I was planning to do a desktop build with an i7-12700, I mostly need it for high CPU usage R tasks and most of the time parallel processing comes into play. But I wonder how the new Efficiency Cores in 12th Gen Intel processors handle this task. I am not an expert on hardware/architecture so the question might sound stupid, but my concerns are the following.
So basically might there be a concern choosing the new 12th gen CPU with efficiency cores over 11th Gen CPU say i7-12700 over i7-11700?
Update
So I bought the i7-12700 and tested it myself.
First I tested the default loading order of parallel jobs using code below and by increasing the num_cores from 8 to all the way to 20
And the order came out to be 1st thread of each performance core > efficiency core thread > second thread of each performance core when first is loaded already
library(parallel)
partask <- function(x) for(idx in 1:x) a<-idx
num_cores <- 8
mclapply(rep(5(10^8),num_cores),partask,mc.cores=num_cores)
Then I specifically put one thread from each of the performance cores under load using R script below
writeLines("for(idx in 1:(10^11)) a<-idx","sclong.R")
for(thread in c(2*(0:7))) system(paste0("taskset -c ",thread," Rscript sclong.R"),ignore.stdout=TRUE,wait=FALSE)
And then benchmarked a task on first a free thread from a performance core and then on a efficiency core thread using code
writeLines("task <- function(x) for(idx in 1:(x)) a<-idx ; microbenchmark::microbenchmark(task(10^7))","scsmall.R")
system("taskset -c 1 Rscript scsmall.R")
system("taskset -c 16 Rscript scsmall.R")
The result was
> system("taskset -c 1 Rscript scsmall.R")
Unit: milliseconds
expr min lq mean median uq max neval
task(10^7) 406.9761 416.4491 426.7444 419.0301 437.0794 464.5673 100
> system("taskset -c 16 Rscript scsmall.R")
Unit: milliseconds
expr min lq mean median uq max neval
task(10^7) 422.1205 427.8711 436.172 430.5203 443.5989 463.9686 100
So contrary to the default loading order, if all threads on performance cores had been loaded first and then move to the efficiency core's threads, it would have been more efficient.
So providing the affinity.list parameter to mclapply can be useful in some specific cases.
Depending upon your operating system, you can tell the OS to not use (or deprioritize) certain cores for certain processes.
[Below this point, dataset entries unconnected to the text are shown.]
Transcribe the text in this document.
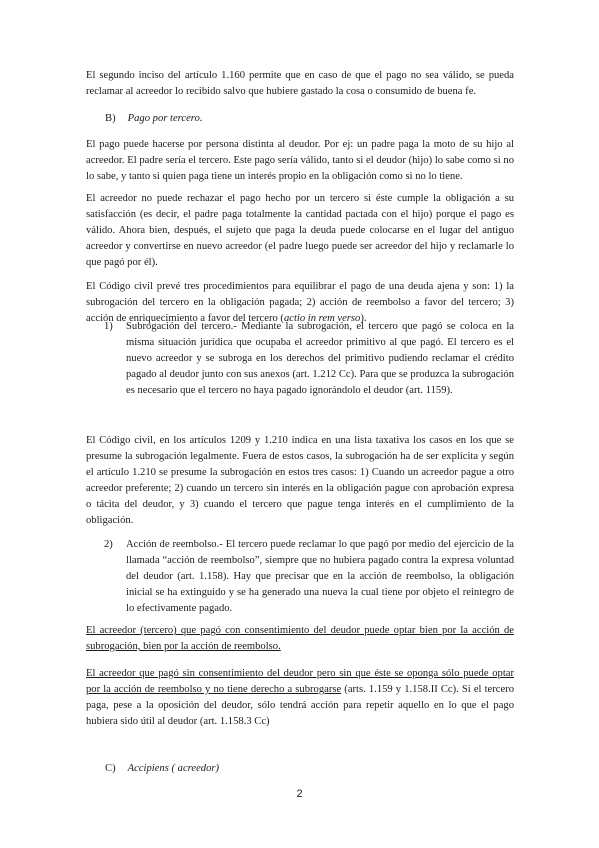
El segundo inciso del artículo 1.160 permite que en caso de que el pago no sea válido, se pueda reclamar al acreedor lo recibido salvo que hubiere gastado la cosa o consumido de buena fe.

B) Pago por tercero.

El pago puede hacerse por persona distinta al deudor. Por ej: un padre paga la moto de su hijo al acreedor. El padre sería el tercero. Este pago sería válido, tanto si el deudor (hijo) lo sabe como si no lo sabe, y tanto si quien paga tiene un interés propio en la obligación como si no lo tiene.

El acreedor no puede rechazar el pago hecho por un tercero si éste cumple la obligación a su satisfacción (es decir, el padre paga totalmente la cantidad pactada con el hijo) porque el pago es válido. Ahora bien, después, el sujeto que paga la deuda puede colocarse en el lugar del antiguo acreedor y convertirse en nuevo acreedor (el padre luego puede ser acreedor del hijo y reclamarle lo que pagó por él).

El Código civil prevé tres procedimientos para equilibrar el pago de una deuda ajena y son: 1) la subrogación del tercero en la obligación pagada; 2) acción de reembolso a favor del tercero; 3) acción de enriquecimiento a favor del tercero (actio in rem verso).

1)	Subrogación del tercero.- Mediante la subrogación, el tercero que pagó se coloca en la misma situación jurídica que ocupaba el acreedor primitivo al que pagó. El tercero es el nuevo acreedor y se subroga en los derechos del primitivo pudiendo reclamar el crédito pagado al deudor junto con sus anexos (art. 1.212 Cc). Para que se produzca la subrogación es necesario que el tercero no haya pagado ignorándolo el deudor (art. 1159).

El Código civil, en los artículos 1209 y 1.210 indica en una lista taxativa los casos en los que se presume la subrogación legalmente. Fuera de estos casos, la subrogación ha de ser explícita y según el artículo 1.210 se presume la subrogación en estos tres casos: 1) Cuando un acreedor pague a otro acreedor preferente; 2) cuando un tercero sin interés en la obligación pague con aprobación expresa o tácita del deudor, y 3) cuando el tercero que pague tenga interés en el cumplimiento de la obligación.

2)	Acción de reembolso.- El tercero puede reclamar lo que pagó por medio del ejercicio de la llamada “acción de reembolso”, siempre que no hubiera pagado contra la expresa voluntad del deudor (art. 1.158). Hay que precisar que en la acción de reembolso, la obligación inicial se ha extinguido y se ha generado una nueva la cual tiene por objeto el reintegro de lo efectivamente pagado.

El acreedor (tercero) que pagó con consentimiento del deudor puede optar bien por la acción de subrogación, bien por la acción de reembolso.

El acreedor que pagó sin consentimiento del deudor pero sin que éste se oponga sólo puede optar por la acción de reembolso y no tiene derecho a subrogarse (arts. 1.159 y 1.158.II Cc). Si el tercero paga, pese a la oposición del deudor, sólo tendrá acción para repetir aquello en lo que el pago hubiera sido útil al deudor (art. 1.158.3 Cc)

C) Accipiens ( acreedor)

2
This is typically referred to as processor affinity. Here is some discussion of why you might (not) want to do this. The parallel
package appears to have a built-in function to do this directly from R, although beware incorrect indexing of the cores.
You can assign specific processes to specific cores in Windows using the Processor Affinity options. Here's an example of how to do this.
Here's basically the same question for Apple operating systems.
No experience with this but here's discussion of how to do it.
"Should" in this case is very subjective and so best avoided in questions. However, I'll take a stab: in many cases, "should" is precluded by "cannot" do so with respect to multithreading. I recommend reading this for discussion of multi-threading and multi-processing and how to do it (in R). Note that independent of this, many recommend specifying at least 1 core less than the total number of cores on your personal machine to avoid possible crashed or massive degradation of ability to get other stuff done while R is chugging away.